The Real.Est List
Cool Stuff: Chore-outsourcer Task Rabbit makes NYC debut, my tub finally gets a cleaning
TaskRabbit, a website that links the overburdened (or lazy) with vetted errand-runners, arrived in Gotham last week following success in Boston and three West Coast markets.
The process is simple: Users post a description of a task (transcribe audio, unload a dishwasher, pack for a move, walk your dog, build furniture, run your castoffs to the thrift store, etc.) and set the price they'd be willing to pay. An army of "TaskRabbits" receives these alerts and whoever responds first (and bids closest to the asking price) wins the job.
I tried it out on Tuesday night, posting a plea for someone to come over and clean my oven and bathtub. I explained that a dripping rack of ribs had made a mess of my oven and that every time I've cooked since the incident, my kitchen's clouded with smoke. The tub also needed help. I'd been putting it off and the situation was getting urgent (as you can see from the photo above).
I posted both chores as a single $30 task (paid for by TaskRabbit for trying them out) and received confirmation 15 minutes later that a TaskRabbit had been assigned to me. My Rabbit, (who I'll call John) a 27-year-old who lived near me in Park Slope, Brooklyn, arrived on time (I scheduled for Wednesday night, 8 p.m.), wasn't scary, and seemed to be making the most of this new side-gig.
Since the August 10 New York launch he had already delivered balloons to a party, brought someone's laundry to their hotel, and could have picked up a few extra bucks getting frozen yogurt for a TaskPoster in my neighborhood had I not pushed our appointment back an hour.

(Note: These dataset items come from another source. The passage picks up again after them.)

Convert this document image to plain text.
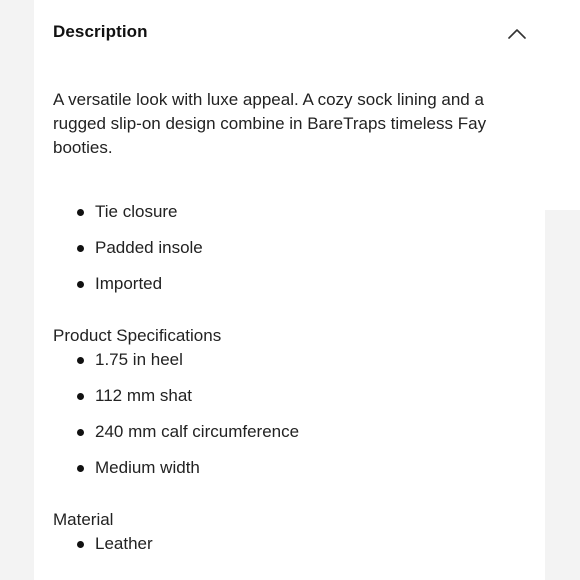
Description
A versatile look with luxe appeal. A cozy sock lining and a rugged slip-on design combine in BareTraps timeless Fay booties.
Tie closure
Padded insole
Imported
Product Specifications
1.75 in heel
112 mm shat
240 mm calf circumference
Medium width
Material
Leather
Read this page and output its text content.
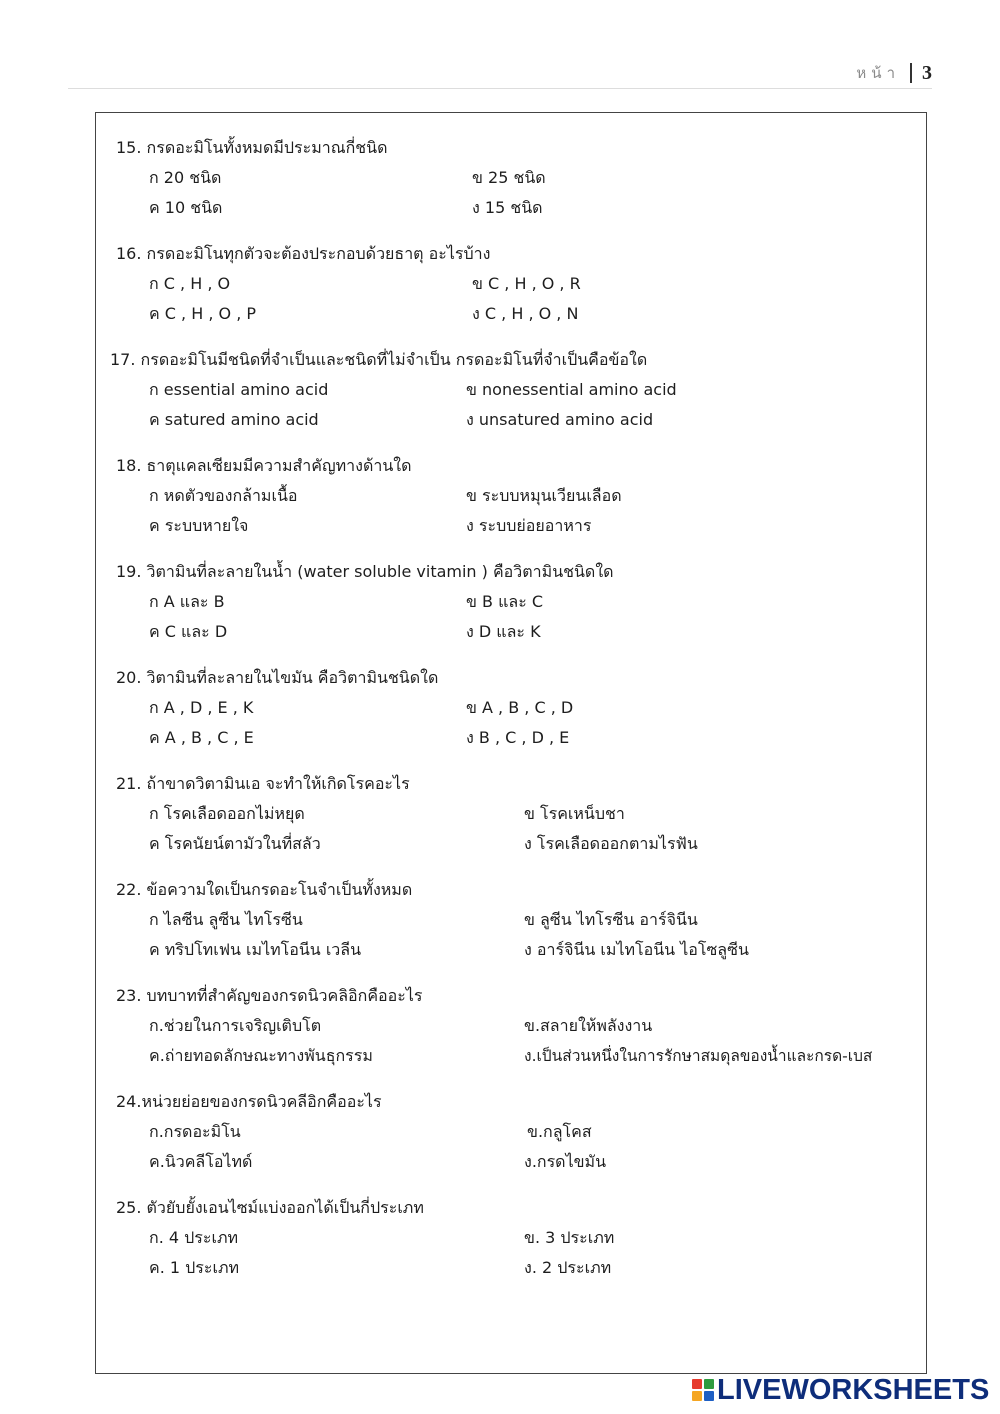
หน้า 3
15. กรดอะมิโนทั้งหมดมีประมาณกี่ชนิด
ก 20 ชนิด	ข 25 ชนิด
ค 10 ชนิด	ง 15 ชนิด
16. กรดอะมิโนทุกตัวจะต้องประกอบด้วยธาตุ อะไรบ้าง
ก C , H , O	ข C , H , O , R
ค C , H , O , P	ง C , H , O , N
17. กรดอะมิโนมีชนิดที่จำเป็นและชนิดที่ไม่จำเป็น กรดอะมิโนที่จำเป็นคือข้อใด
ก essential amino acid	ข nonessential amino acid
ค satured amino acid	ง unsatured amino acid
18. ธาตุแคลเซียมมีความสำคัญทางด้านใด
ก หดตัวของกล้ามเนื้อ	ข ระบบหมุนเวียนเลือด
ค ระบบหายใจ	ง ระบบย่อยอาหาร
19. วิตามินที่ละลายในน้ำ (water soluble vitamin ) คือวิตามินชนิดใด
ก A และ B	ข B และ C
ค C และ D	ง D และ K
20. วิตามินที่ละลายในไขมัน คือวิตามินชนิดใด
ก A , D , E , K	ข A , B , C , D
ค A , B , C , E	ง B , C , D , E
21. ถ้าขาดวิตามินเอ จะทำให้เกิดโรคอะไร
ก โรคเลือดออกไม่หยุด	ข โรคเหน็บชา
ค โรคนัยน์ตามัวในที่สลัว	ง โรคเลือดออกตามไรฟัน
22. ข้อความใดเป็นกรดอะโนจำเป็นทั้งหมด
ก ไลซีน ลูซีน ไทโรซีน	ข ลูซีน ไทโรซีน อาร์จินีน
ค ทริปโทเฟน เมไทโอนีน เวลีน	ง อาร์จินีน เมไทโอนีน ไอโซลูซีน
23. บทบาทที่สำคัญของกรดนิวคลิอิกคืออะไร
ก.ช่วยในการเจริญเติบโต	ข.สลายให้พลังงาน
ค.ถ่ายทอดลักษณะทางพันธุกรรม	ง.เป็นส่วนหนึ่งในการรักษาสมดุลของน้ำและกรด-เบส
24.หน่วยย่อยของกรดนิวคลีอิกคืออะไร
ก.กรดอะมิโน	ข.กลูโคส
ค.นิวคลีโอไทด์	ง.กรดไขมัน
25. ตัวยับยั้งเอนไซม์แบ่งออกได้เป็นกี่ประเภท
ก. 4 ประเภท	ข. 3 ประเภท
ค. 1 ประเภท	ง. 2 ประเภท
LIVEWORKSHEETS
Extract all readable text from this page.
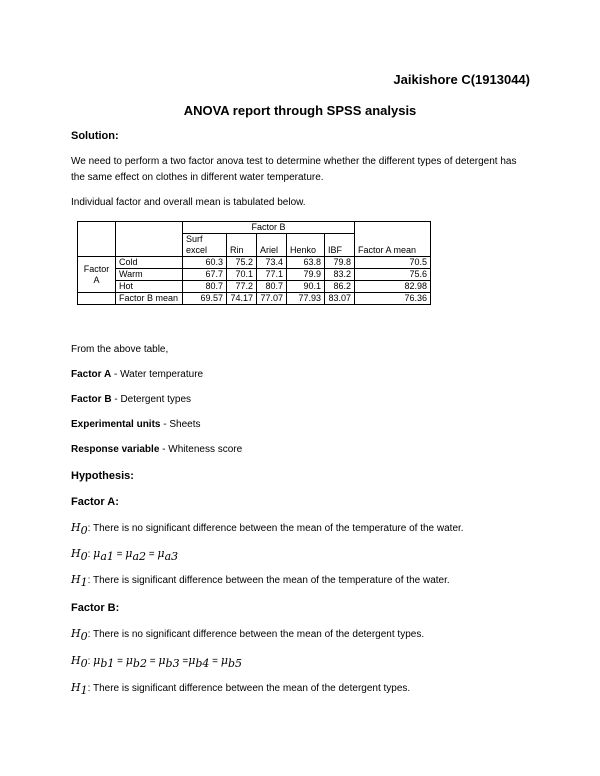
Jaikishore C(1913044)
ANOVA report through SPSS analysis
Solution:
We need to perform a two factor anova test to determine whether the different types of detergent has
the same effect on clothes in different water temperature.
Individual factor and overall mean is tabulated below.
		Factor B					
		Surf excel	Rin	Ariel	Henko	IBF	Factor A mean
Factor A	Cold	60.3	75.2	73.4	63.8	79.8	70.5
	Warm	67.7	70.1	77.1	79.9	83.2	75.6
	Hot	80.7	77.2	80.7	90.1	86.2	82.98
	Factor B mean	69.57	74.17	77.07	77.93	83.07	76.36
From the above table,
Factor A - Water temperature
Factor B - Detergent types
Experimental units - Sheets
Response variable - Whiteness score
Hypothesis:
Factor A:
$H_0$: There is no significant difference between the mean of the temperature of the water.
$H_0$: $\mu_{a1} = \mu_{a2} = \mu_{a3}$
$H_1$: There is significant difference between the mean of the temperature of the water.
Factor B:
$H_0$: There is no significant difference between the mean of the detergent types.
$H_0$: $\mu_{b1} = \mu_{b2} = \mu_{b3} =\mu_{b4} = \mu_{b5}$
$H_1$: There is significant difference between the mean of the detergent types.
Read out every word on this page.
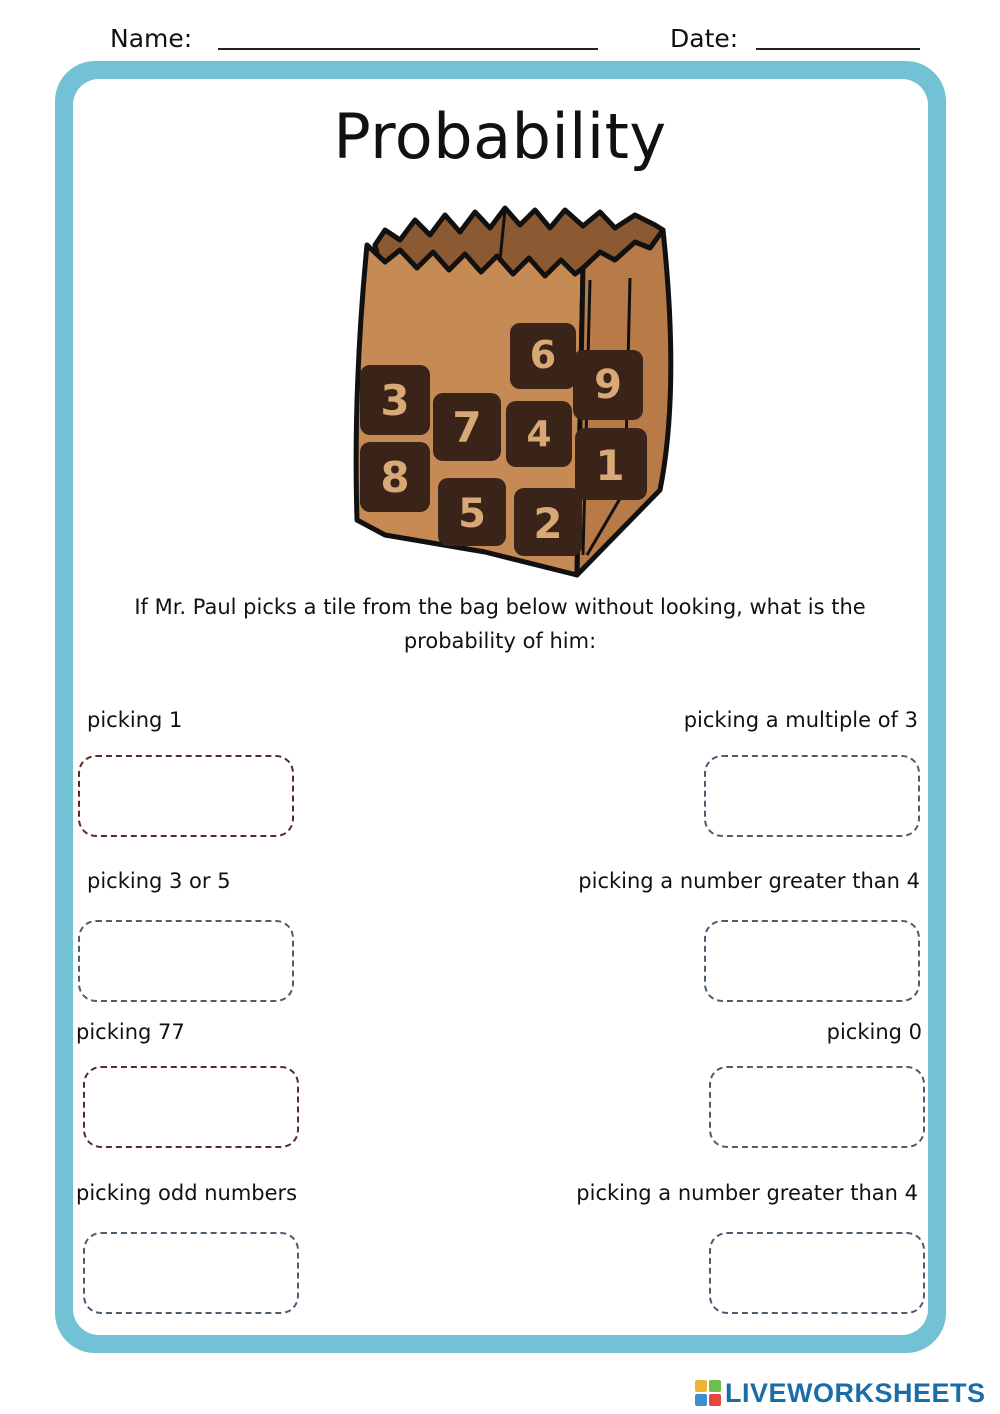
Name:	Date:
Probability
6
9
3
7 4
8	1
5 2
If Mr. Paul picks a tile from the bag below without looking, what is the probability of him:
picking 1
picking 3 or 5
picking 77
picking odd numbers
picking a multiple of 3
picking a number greater than 4
picking 0
picking a number greater than 4
LIVEWORKSHEETS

"I kind of feel like a superhero," he said. "I show up and everyone's always so happy and grateful."
Before becoming a beloved task-runner, John had to undergo a serious screening which involved a video interview and a federal background check—something that should make prospective TaskPosters a bit more comfortable with the idea of inviting a stranger to run their errands.
When he finished with my oven and tub, I gave John a positive review on the site (and a $7 tip for bearing with my endless questions).
TaskRabbit isn't the first website of its kind to hit New York. ZipGigs, an errand-running site, launched last year, but folded shortly thereafter due to high operational costs and trouble managing demands. Fortunately, TaskRabbit has already made it through its first three years, has launched an app and has plans to continue expanding. Which is great for people like me, with tight schedules and plenty of chores I'm happy to outsource.